Conselhos para a geração do PISA

Se eu puder dar-vos uma sugestão, poderia ser aquilo que ainda falta em Portugal: a ideia de que fazer do ensino vocação e profissão é uma coisa boa que deve ser valorizada.

Chegou a altura de passar o testemunho da geração mais qualificada de sempre. Não foi fácil lá chegarmos. Nos primeiros tempos, ficámos conhecidos como a geração rasca; passado uns anos, éramos a “terra queimada” no ensino secundário. Os nossos amigos do futebol ficaram logo conhecidos como a Geração de Ouro. Mas a nossa travessia do deserto foi longa; lembro-me de colunistas — até nestas páginas — que menosprezavam a política da “paixão pela educação” e de outros que tomavam como fasquia da sabedoria preservar sem alterações os currículos que tinham tido no seu tempo. Para esses, a “Geração Mais Qualificada de Sempre” foi conquista que se obteve enquanto se mostravam preocupados mas estavam na verdade distraídos.

Mas chega de passado.
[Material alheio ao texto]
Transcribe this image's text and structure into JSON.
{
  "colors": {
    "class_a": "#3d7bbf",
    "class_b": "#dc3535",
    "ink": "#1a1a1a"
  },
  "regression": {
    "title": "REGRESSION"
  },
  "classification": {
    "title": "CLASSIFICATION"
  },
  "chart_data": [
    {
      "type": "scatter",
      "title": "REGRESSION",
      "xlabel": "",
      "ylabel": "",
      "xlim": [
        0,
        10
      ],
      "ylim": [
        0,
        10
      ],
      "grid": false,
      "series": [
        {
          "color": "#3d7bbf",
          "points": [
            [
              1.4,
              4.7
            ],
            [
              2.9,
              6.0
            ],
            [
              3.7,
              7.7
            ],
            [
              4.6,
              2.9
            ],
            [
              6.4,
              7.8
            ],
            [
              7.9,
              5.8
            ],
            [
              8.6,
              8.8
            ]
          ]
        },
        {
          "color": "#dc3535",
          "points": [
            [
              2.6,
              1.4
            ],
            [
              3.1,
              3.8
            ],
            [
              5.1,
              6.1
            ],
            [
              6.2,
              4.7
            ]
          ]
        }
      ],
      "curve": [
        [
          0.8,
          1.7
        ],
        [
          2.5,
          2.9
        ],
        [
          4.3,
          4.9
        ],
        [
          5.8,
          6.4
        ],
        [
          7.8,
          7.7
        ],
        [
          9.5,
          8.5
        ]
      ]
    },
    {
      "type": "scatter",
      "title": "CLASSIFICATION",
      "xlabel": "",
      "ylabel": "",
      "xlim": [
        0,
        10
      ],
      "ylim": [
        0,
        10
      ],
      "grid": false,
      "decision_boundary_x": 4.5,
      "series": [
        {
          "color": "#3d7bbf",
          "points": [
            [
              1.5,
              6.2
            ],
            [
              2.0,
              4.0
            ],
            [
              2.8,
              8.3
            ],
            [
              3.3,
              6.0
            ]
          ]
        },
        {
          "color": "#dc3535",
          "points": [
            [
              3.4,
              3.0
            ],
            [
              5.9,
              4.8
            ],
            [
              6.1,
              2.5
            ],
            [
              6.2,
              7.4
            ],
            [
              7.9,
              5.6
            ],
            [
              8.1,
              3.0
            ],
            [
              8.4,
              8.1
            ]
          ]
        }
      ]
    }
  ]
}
A última coisa de que vocês precisam — e agora falo convosco, com a Geração do PISA que vai daqui a uns anos ser a nova “ainda mais qualificada de sempre” — é de um tipo mais velho a dizer-vos como foi complicado no tempo dele. É mais interessante, se este texto chegar às vossas mãos e aos vossos olhos, ir para fim-de-semana com meia-dúzia de notas mal-amanhadas sobre o futuro. Vocês é que saberão o que fazer com elas.

A primeira é nitidamente pirosa. Conheço muitos de vocês, e o primeiro conselho que tenho a dar-vos é que não deixem de ser como são: curiosos, imaginativos, inquietos. Pode parecer idiota, mas isso é para quem ainda não se deu conta que não há coisa mais difícil e a precisar de atenção mais constante do que sermos fiéis a nós mesmos.

Vocês vão precisar de toda a vossa curiosidade, imaginação e inquietude quando chegarem à Universidade. Usem as vossas qualidades para exigir à Universidade portuguesa que se recicle — a geração que vos precedeu já chegou à meia idade e na maioria dos casos ainda não a deixaram passar do estatuto de bolseiro de investigação — mas acima de tudo façam uma aposta com vocês mesmos: a sociedade dá-vos condições para chegarem aos 25 anos na crista da onda daquilo que a humanidade fez de melhor nos últimos 25 séculos, nas áreas em que vocês escolherem. É um privilégio imenso. Aproveitem.

A seguir, desconsiderem a vitimização portuguesa. Vocês sabem que é possível ser tão bons como os melhores mas vai provavelmente surpreender-vos que haja tanta gente nas nossas elites a sugerir que Portugal precise de se virar para dentro. Isso acontece por uma razão simples: manter o país pequeno é a maneira fácil de quem estar no topo ficar no topo. No nosso país são as elites que são provincianas, ao passo que o povo — da Murtosa a Newark, da Baixa da Banheira ao Rio de Janeiro — é mais cosmopolita. Recentemente, a classe média-alta passou a ver que os seus filhos também emigravam como os filhos dos pobres. Se continuarem a discutir mais a última trica partidária do que a informarem-se a sério sobre a Europa e o mundo, é possível que vos estejam a fazer a partida ainda mais forçada e o regresso mais impossível.

Mas talvez não seja necessário sermos demasiado duros. Afinal foram esses políticos e esses professores e esses pais e mães que, com mais ou menos desaguisados, mantiveram o sentimento de que a educação era como pão para a boca no nosso país. Outros países podem ter estado mais preocupados em discutir qual é a melhor forma de se ser mais intolerante com os estrangeiros, ou como a nossa raça, religião e orientação sexual, se nos devem dividir e não aproximar. Portugal não perdeu demasiado tempo com isso, e essa foi também a vossa sorte. Mantenham-na assim e acrescentem-lhe qualquer coisa. Se eu puder dar-vos uma sugestão, poderia ser aquilo que ainda falta em Portugal: a ideia de que fazer do ensino vocação e profissão é uma coisa boa que deve ser valorizada. Dêem um obrigado aos vossos professores e professoras e, se vos apetecer — mas só se vos apetecer mesmo, ok? —, digam-lhes que um dia gostariam de ser como eles.